The Flash component is tiny – the ActionScript is only 38 lines!—and really straight forward: it simply opens the TCP connection (using ActionScript’s XMLSocket object to connect to host/port that are passed in as arguments to in the the with host and port params passed in in the enclosing HTML) and connects an event handler to hand off messages that it receives to a JavaScript method in the browser that runs eval on the message string.

Modern browsers, designed for HTTP/1.1, limit the number of connections to a host. IE, for example, won’t allow more than 2 simultaneous connections. By using keep-alive to allow a single connection to handle multiple requests browsers are able to avoid the time/overhead of connection setup and takedown. Using the Flash VM to handle the connections is handy in this regard because it doesn’t use one of your previous few connections.

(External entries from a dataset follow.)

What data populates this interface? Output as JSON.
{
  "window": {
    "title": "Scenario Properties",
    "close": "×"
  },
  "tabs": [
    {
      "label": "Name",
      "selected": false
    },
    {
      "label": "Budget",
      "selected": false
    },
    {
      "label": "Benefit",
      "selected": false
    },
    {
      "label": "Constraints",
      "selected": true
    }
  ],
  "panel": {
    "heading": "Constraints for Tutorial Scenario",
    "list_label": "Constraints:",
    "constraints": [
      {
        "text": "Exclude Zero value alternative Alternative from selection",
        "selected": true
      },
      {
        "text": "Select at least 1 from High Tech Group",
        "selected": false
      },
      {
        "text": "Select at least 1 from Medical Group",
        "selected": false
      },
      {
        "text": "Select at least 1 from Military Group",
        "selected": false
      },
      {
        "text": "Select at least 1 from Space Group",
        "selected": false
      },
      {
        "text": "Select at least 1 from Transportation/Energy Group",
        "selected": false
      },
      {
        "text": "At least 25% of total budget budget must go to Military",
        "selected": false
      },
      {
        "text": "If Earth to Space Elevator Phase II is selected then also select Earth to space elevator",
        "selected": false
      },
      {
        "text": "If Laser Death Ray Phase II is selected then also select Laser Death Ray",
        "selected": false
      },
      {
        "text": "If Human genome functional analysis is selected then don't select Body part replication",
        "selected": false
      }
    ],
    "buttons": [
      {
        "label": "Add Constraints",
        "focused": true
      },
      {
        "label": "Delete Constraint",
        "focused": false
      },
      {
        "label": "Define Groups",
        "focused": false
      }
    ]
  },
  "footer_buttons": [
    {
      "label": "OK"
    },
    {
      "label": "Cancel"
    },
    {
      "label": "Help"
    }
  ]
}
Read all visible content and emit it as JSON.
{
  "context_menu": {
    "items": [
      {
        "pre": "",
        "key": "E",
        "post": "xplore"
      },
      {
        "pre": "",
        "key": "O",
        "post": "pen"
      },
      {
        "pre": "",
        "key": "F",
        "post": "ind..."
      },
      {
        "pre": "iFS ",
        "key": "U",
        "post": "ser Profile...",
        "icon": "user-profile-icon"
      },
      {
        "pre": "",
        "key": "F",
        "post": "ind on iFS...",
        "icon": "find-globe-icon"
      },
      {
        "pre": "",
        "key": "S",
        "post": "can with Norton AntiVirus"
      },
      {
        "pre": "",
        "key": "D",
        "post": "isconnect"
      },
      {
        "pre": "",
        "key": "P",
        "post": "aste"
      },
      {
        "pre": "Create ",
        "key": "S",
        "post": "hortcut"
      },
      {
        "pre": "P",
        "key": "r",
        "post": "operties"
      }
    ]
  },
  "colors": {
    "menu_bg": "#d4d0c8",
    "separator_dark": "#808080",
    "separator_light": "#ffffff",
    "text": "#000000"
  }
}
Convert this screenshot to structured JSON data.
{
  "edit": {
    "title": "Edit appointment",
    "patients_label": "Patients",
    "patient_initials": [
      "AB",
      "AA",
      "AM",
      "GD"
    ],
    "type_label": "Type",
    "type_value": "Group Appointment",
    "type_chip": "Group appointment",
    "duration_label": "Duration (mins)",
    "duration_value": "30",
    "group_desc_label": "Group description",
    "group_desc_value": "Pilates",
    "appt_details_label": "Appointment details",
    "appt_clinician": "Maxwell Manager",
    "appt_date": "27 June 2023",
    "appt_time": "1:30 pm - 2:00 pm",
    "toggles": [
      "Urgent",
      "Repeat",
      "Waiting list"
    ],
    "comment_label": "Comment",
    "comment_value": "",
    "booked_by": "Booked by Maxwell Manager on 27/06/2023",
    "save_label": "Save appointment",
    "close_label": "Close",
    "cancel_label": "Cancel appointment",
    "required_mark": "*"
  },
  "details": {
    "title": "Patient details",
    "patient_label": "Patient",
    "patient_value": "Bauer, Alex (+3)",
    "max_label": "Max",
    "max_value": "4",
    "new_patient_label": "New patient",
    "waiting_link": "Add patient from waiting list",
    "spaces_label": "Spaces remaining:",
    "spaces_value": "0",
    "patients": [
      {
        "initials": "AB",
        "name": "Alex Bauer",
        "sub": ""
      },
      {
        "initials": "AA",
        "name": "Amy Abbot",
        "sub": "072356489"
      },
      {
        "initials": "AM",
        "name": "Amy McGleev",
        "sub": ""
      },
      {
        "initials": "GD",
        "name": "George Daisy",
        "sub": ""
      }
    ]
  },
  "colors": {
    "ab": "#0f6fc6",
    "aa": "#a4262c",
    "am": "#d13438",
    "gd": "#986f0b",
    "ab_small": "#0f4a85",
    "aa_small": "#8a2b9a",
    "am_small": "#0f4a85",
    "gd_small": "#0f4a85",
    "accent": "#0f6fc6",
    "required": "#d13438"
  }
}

Stand Alone Push Server (media/push_server)

Conceptually, the push server is straightforward: it receives messages (usually from the web server) and forwards it to the clients.

Messages are generated based on events that happen “elsewhere” (from the perspective of the client receiving the message). For example: we’re both in a chat room; you enter a message that is delivered to the web server using Ajax. The web server receives the message from you, which should ultimately be displayed in my browser, and forwards it to the push server for delivery to me in my browser.

The push server receives messages serialized to JSON over a standard TCP socket (that it opens for listening at startup) and not via DRB. Presumably this is to more easily allow non-Ruby processes to send messages, though there are implications with session that I’ll discuss below in the Broadcast/Channels section.

Rails Components (lib/juggernaut.rb ; lib/juggernaut_helper.rb)

Juggernaut’s Rails components tie everything together.

Form helpers instantiate the Flash object with the appropriate host/port parameters and include the necessary JavaScripts to evaluate events. Using the helper is a one-line non-event:


  <%= listen_to_juggernaut_channels :chat_channel %>

A couple of Juggernaut class methods make relaying messages easy. For example this code…


Juggernaut.send_data(data, channels])

...opens a new socket to the push server, passes the message on, and closes/cleans-up.

Broadcast/Channels

When creating messages, you choose whether to send them to a single user (via the Juggernaut.send_to method) or to broadcast them (via the Juggernaut.send_data method).

Single user message recipients are identified by a unique id. Unless otherwise specified, this is set to session.session_id. If you plan to create messages outside of the Rails framework, it’s probably handier to use another unique ID can be easily associated with the user; using Rails internal session identifier outside of Rails seems more complicated than necessary. The ID column from the user table seems like a natural choice.

For broadcast, Juggernaut uses a “channel” metaphor. The HTML helpers pass the channels that the page/user subscribe to the Flash object, which in turn sends them to the push server when it establishes its connection.

Sessions and Security

The push server uses a “shared secret” string to restrict unauthorized users from pushing messages out to end users.

Client access control is optional. If turned on, it works at a connection level (i.e., you can either connect to the push server or not). It’s implemented in a clever way: when the Flash player connects to the push server it includes its Rails session.session_id when it sets up the connection. The push server then makes an HTTP request to an authenticated page within the Rails app using this session id. If it succeeds (and gets a HTTP response code of 200) then the user is considered authenticated.

Some TODOs

From looking at the code, it appears that if the client’s connection to the push server is lost that it won’t automatically reconnect. There is a “num_tries” configuration directive for setting up the number of times to try to reconnect after a failure, but it’s unused in the Flash. Similarly, the “num_secs” directive, which sets the number of seconds to try between delivery attemts, is unused.

Conclusion

All in all, it’s a very elegant solution to an interesting problem.